Sejarah mencatat bahwa keterlibatan militer dalam dunia bisnis bukan hal baru. Dalam laporan Tempo, dijelaskan bahwa sejak era nasionalisasi perusahaan-perusahaan Belanda, militer telah menempatkan pejabatnya dalam posisi strategis di berbagai sektor ekonomi. Dalam buku “Bila ABRI Berbisnis” (1998), Indria Samego menulis bahwa keterlibatan militer dalam dunia usaha awalnya untuk kebutuhan logistik, tetapi berkembang menjadi kekuatan ekonomi tersendiri.
Militerisme dalam Pengelolaan Lingkungan
Tiga bulan sebelum kerja sama ini diteken, Presiden Prabowo menandatangani Peraturan Presiden (Perpres) Nomor 5 Tahun 2025 tentang penertiban kawasan hutan.
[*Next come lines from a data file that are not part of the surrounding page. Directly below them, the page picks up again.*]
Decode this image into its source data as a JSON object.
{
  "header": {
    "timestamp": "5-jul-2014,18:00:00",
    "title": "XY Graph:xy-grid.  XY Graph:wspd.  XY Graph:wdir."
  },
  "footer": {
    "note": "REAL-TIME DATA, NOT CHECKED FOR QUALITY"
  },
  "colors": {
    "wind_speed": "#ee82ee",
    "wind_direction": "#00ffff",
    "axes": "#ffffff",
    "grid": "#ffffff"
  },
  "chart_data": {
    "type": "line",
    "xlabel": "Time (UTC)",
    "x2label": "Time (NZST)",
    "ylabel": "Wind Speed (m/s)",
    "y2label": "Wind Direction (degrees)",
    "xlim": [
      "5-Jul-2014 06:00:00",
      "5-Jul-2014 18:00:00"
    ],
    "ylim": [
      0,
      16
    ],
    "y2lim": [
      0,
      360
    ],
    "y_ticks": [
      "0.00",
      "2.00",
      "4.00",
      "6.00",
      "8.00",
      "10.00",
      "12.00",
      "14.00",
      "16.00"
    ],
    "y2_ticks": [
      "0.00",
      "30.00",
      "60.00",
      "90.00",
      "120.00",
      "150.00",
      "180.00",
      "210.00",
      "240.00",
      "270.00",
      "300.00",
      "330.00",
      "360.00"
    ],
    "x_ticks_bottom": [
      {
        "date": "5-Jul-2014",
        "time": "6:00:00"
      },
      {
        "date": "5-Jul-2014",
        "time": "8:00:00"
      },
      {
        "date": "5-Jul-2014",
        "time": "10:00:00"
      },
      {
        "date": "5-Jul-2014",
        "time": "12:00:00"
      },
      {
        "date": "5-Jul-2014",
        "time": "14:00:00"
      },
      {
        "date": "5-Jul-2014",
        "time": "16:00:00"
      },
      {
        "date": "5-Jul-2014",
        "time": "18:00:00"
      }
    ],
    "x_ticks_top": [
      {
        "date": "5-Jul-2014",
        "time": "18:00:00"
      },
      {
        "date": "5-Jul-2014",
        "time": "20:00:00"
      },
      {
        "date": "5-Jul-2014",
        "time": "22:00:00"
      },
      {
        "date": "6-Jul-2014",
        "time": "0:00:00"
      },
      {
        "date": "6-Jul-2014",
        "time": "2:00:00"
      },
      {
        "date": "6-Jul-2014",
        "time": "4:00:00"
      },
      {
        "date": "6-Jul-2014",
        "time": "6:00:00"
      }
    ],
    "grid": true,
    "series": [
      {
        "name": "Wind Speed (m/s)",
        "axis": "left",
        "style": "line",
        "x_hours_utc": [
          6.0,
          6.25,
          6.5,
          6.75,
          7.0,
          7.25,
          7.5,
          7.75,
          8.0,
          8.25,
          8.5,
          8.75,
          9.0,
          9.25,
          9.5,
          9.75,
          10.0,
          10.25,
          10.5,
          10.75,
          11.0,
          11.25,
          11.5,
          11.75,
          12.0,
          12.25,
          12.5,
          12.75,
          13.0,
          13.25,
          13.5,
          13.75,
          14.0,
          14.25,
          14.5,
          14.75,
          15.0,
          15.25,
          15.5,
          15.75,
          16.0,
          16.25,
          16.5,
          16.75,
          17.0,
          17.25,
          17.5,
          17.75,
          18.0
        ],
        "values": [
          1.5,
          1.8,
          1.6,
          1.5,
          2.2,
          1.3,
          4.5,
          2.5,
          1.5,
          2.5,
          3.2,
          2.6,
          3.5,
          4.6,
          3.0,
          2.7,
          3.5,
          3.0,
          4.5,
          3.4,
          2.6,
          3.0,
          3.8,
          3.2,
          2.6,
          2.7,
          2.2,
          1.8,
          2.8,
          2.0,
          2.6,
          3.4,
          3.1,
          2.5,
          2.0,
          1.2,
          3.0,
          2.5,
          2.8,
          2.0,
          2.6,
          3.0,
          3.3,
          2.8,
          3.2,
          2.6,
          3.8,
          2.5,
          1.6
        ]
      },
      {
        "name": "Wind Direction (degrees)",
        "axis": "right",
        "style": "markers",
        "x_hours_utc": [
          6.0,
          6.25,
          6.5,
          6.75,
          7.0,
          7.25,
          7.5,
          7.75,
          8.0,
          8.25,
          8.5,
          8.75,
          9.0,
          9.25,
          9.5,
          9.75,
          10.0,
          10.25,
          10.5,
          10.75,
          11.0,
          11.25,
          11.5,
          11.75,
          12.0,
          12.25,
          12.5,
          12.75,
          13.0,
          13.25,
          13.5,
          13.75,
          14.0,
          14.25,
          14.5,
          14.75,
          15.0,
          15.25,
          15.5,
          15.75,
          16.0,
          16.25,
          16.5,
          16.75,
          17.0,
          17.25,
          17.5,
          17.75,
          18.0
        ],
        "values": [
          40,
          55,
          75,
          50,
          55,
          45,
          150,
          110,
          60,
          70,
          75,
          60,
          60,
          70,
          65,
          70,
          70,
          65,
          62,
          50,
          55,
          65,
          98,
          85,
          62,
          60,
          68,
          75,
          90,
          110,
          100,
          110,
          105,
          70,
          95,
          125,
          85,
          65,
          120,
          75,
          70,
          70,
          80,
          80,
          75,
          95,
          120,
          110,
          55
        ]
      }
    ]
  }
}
Hannah Alaydrus dari Wahana Lingkungan Hidup Jawa Barat (Walhi Jabar) mengkritik perpres ini sebagai bentuk legitimasi atas pelibatan militer dalam urusan kehutanan.
Menurut Hannah, pendekatan militeristik terhadap kawasan hutan justru berpotensi merugikan masyarakat sipil yang hidup atau beraktivitas di sekitar hutan.
“Jadi ini bisa menjadi ancaman bagi masyarakat yang memang selama ini bukan hanya hidup tapi juga walaupun sekadar beraktivitas di sekitar kawasan hutan,” ujarnya.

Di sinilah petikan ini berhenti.